Mariano’nun sakatlanıp çıkması, çok ihtiyaç olan bir maçta kötü sinyaldi. Oyuncuların Başakşehir ve Beşiktaş maçları nedeniyle özgüven kaybı yaşadıkları aşikârdı. Üstüne Maicon’un kendi kalesine attığı gol ve Muslera’nın hatası gelince yıkım hızlandı.
Öne geçtiğinde rakibini boğan G.Saray, geriye düştünce ne yapacağını bilmiyor. Çünkü sadece öne oynamayı düşünen, savunmayı çok öne kuran ve hücumcu bir ekip. Ayrıca oyunu tutacak bir liderinin olmayışı ya da Belhanda’nın kötü olması...
Belhanda, en kritik oyuncu ve o olmayınca Fernando ile Ndiaye gibi oyun stilleri mücadele üzerine kurulu oyuncular ayağa kalkamıyor. Feghouli ve Yasin gibi oyuncular sıfırlanıyor. Haliyle, Belhanda’dan başlayan bu dalga en sonunda Gomis’i vuruyor ve üretkenlikten uzaklaşılıyor.
2. yarı ise, sezon başındaki haline dönen G.Saray, 5 dakikada skoru eşitledi. Bu bölümün kahramanları, savunmadan kafayı kaldırıp öne destek veren ve golü atan Fernando ile Gomis’e asist yapan Ndaiye idi.
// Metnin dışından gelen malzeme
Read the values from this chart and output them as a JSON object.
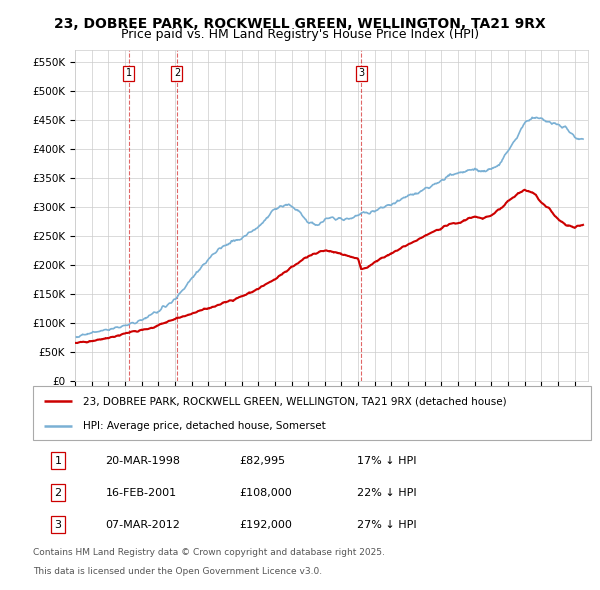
{
  "title": "23, DOBREE PARK, ROCKWELL GREEN, WELLINGTON, TA21 9RX",
  "subtitle": "Price paid vs. HM Land Registry's House Price Index (HPI)",
  "ylabel_ticks": [
    "£0",
    "£50K",
    "£100K",
    "£150K",
    "£200K",
    "£250K",
    "£300K",
    "£350K",
    "£400K",
    "£450K",
    "£500K",
    "£550K"
  ],
  "ytick_values": [
    0,
    50000,
    100000,
    150000,
    200000,
    250000,
    300000,
    350000,
    400000,
    450000,
    500000,
    550000
  ],
  "ylim": [
    0,
    570000
  ],
  "xlim_start": 1995.0,
  "xlim_end": 2025.8,
  "sale_dates": [
    1998.22,
    2001.12,
    2012.18
  ],
  "sale_prices": [
    82995,
    108000,
    192000
  ],
  "sale_labels": [
    "1",
    "2",
    "3"
  ],
  "legend_label_red": "23, DOBREE PARK, ROCKWELL GREEN, WELLINGTON, TA21 9RX (detached house)",
  "legend_label_blue": "HPI: Average price, detached house, Somerset",
  "footnote1": "Contains HM Land Registry data © Crown copyright and database right 2025.",
  "footnote2": "This data is licensed under the Open Government Licence v3.0.",
  "red_color": "#cc0000",
  "blue_color": "#7ab0d4",
  "background_color": "#ffffff",
  "grid_color": "#cccccc",
  "table_rows": [
    [
      "1",
      "20-MAR-1998",
      "£82,995",
      "17% ↓ HPI"
    ],
    [
      "2",
      "16-FEB-2001",
      "£108,000",
      "22% ↓ HPI"
    ],
    [
      "3",
      "07-MAR-2012",
      "£192,000",
      "27% ↓ HPI"
    ]
  ]
}
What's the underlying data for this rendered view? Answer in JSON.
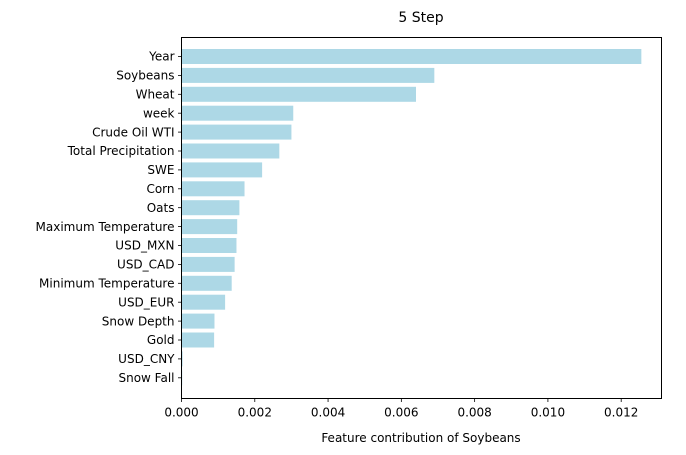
{
  "chart_data": {
    "type": "bar",
    "orientation": "horizontal",
    "title": "5 Step",
    "xlabel": "Feature contribution of Soybeans",
    "ylabel": "",
    "xlim": [
      0,
      0.0131
    ],
    "xticks": [
      0,
      0.002,
      0.004,
      0.006,
      0.008,
      0.01,
      0.012
    ],
    "xtick_labels": [
      "0.000",
      "0.002",
      "0.004",
      "0.006",
      "0.008",
      "0.010",
      "0.012"
    ],
    "grid": false,
    "bar_color": "#add8e6",
    "categories": [
      "Year",
      "Soybeans",
      "Wheat",
      "week",
      "Crude Oil WTI",
      "Total Precipitation",
      "SWE",
      "Corn",
      "Oats",
      "Maximum Temperature",
      "USD_MXN",
      "USD_CAD",
      "Minimum Temperature",
      "USD_EUR",
      "Snow Depth",
      "Gold",
      "USD_CNY",
      "Snow Fall"
    ],
    "values": [
      0.01255,
      0.0069,
      0.0064,
      0.00305,
      0.003,
      0.00267,
      0.0022,
      0.00172,
      0.00158,
      0.00152,
      0.0015,
      0.00145,
      0.00137,
      0.00119,
      0.0009,
      0.00089,
      3e-05,
      2e-05
    ]
  }
}
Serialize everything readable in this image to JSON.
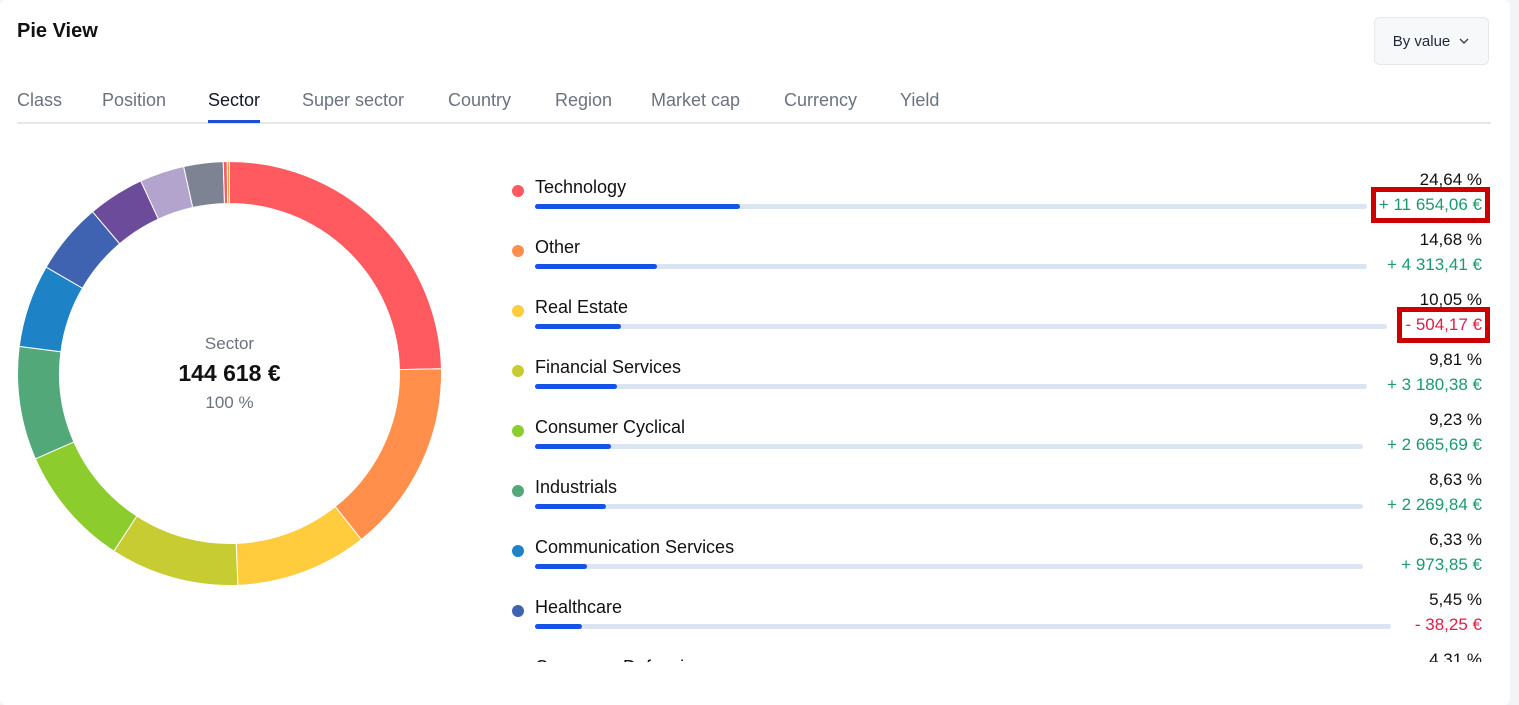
{
  "header": {
    "title": "Pie View",
    "sort_label": "By value"
  },
  "tabs": [
    {
      "label": "Class",
      "active": false
    },
    {
      "label": "Position",
      "active": false
    },
    {
      "label": "Sector",
      "active": true
    },
    {
      "label": "Super sector",
      "active": false
    },
    {
      "label": "Country",
      "active": false
    },
    {
      "label": "Region",
      "active": false
    },
    {
      "label": "Market cap",
      "active": false
    },
    {
      "label": "Currency",
      "active": false
    },
    {
      "label": "Yield",
      "active": false
    }
  ],
  "donut": {
    "label": "Sector",
    "total": "144 618 €",
    "total_pct": "100 %"
  },
  "chart_data": {
    "type": "pie",
    "slices": [
      {
        "label": "Technology",
        "value": 24.64,
        "color": "#ff5a5f"
      },
      {
        "label": "Other",
        "value": 14.68,
        "color": "#ff8f4a"
      },
      {
        "label": "Real Estate",
        "value": 10.05,
        "color": "#ffcc3d"
      },
      {
        "label": "Financial Services",
        "value": 9.81,
        "color": "#c8cc33"
      },
      {
        "label": "Consumer Cyclical",
        "value": 9.23,
        "color": "#8ccc2c"
      },
      {
        "label": "Industrials",
        "value": 8.63,
        "color": "#52a879"
      },
      {
        "label": "Communication Services",
        "value": 6.33,
        "color": "#1e82c6"
      },
      {
        "label": "Healthcare",
        "value": 5.45,
        "color": "#3f63b0"
      },
      {
        "label": "",
        "value": 4.31,
        "color": "#6b4b9a"
      },
      {
        "label": "",
        "value": 3.4,
        "color": "#b2a4cc"
      },
      {
        "label": "",
        "value": 3.0,
        "color": "#7d8393"
      },
      {
        "label": "",
        "value": 0.3,
        "color": "#ff5a5f"
      },
      {
        "label": "",
        "value": 0.17,
        "color": "#ffa040"
      }
    ]
  },
  "sectors": [
    {
      "name": "Technology",
      "pct": "24,64 %",
      "change": "+ 11 654,06 €",
      "sign": "pos",
      "fraction": 0.2464,
      "color": "#ff5a5f",
      "highlight": true
    },
    {
      "name": "Other",
      "pct": "14,68 %",
      "change": "+ 4 313,41 €",
      "sign": "pos",
      "fraction": 0.1468,
      "color": "#ff8f4a",
      "highlight": false
    },
    {
      "name": "Real Estate",
      "pct": "10,05 %",
      "change": "- 504,17 €",
      "sign": "neg",
      "fraction": 0.1005,
      "color": "#ffcc3d",
      "highlight": true
    },
    {
      "name": "Financial Services",
      "pct": "9,81 %",
      "change": "+ 3 180,38 €",
      "sign": "pos",
      "fraction": 0.0981,
      "color": "#c8cc33",
      "highlight": false
    },
    {
      "name": "Consumer Cyclical",
      "pct": "9,23 %",
      "change": "+ 2 665,69 €",
      "sign": "pos",
      "fraction": 0.0923,
      "color": "#8ccc2c",
      "highlight": false
    },
    {
      "name": "Industrials",
      "pct": "8,63 %",
      "change": "+ 2 269,84 €",
      "sign": "pos",
      "fraction": 0.0863,
      "color": "#52a879",
      "highlight": false
    },
    {
      "name": "Communication Services",
      "pct": "6,33 %",
      "change": "+ 973,85 €",
      "sign": "pos",
      "fraction": 0.0633,
      "color": "#1e82c6",
      "highlight": false
    },
    {
      "name": "Healthcare",
      "pct": "5,45 %",
      "change": "- 38,25 €",
      "sign": "neg",
      "fraction": 0.0545,
      "color": "#3f63b0",
      "highlight": false
    },
    {
      "name": "Consumer Defensive",
      "pct": "4,31 %",
      "change": "",
      "sign": "pos",
      "fraction": 0.0431,
      "color": "#6b4b9a",
      "highlight": false
    }
  ]
}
Maçın son bölümünün hikayesini yazan, kırmızı kart gören takımın ağır abisi Gomis ve kayıpları oynayan ama kazandıran golü atan Belhanda oldu. G.Saray zor da olsa kazandı ama kalan haftalar için hasar verecek iki kayba uğradı. Gomis ve Mariano’nun yokluğunu telafi edecek isim yok.
ÖNCE SARI SONRA KIRMIZI
Mariano sakatlandı takımın morali dip yaptı, Maicon kendi kalesine attı büyük hata yaptı, Muslera önde yakalandı, Belhanda ilk yarı yattı, Fernando savunmada kaldı, Ndiaye hücumu unuttu.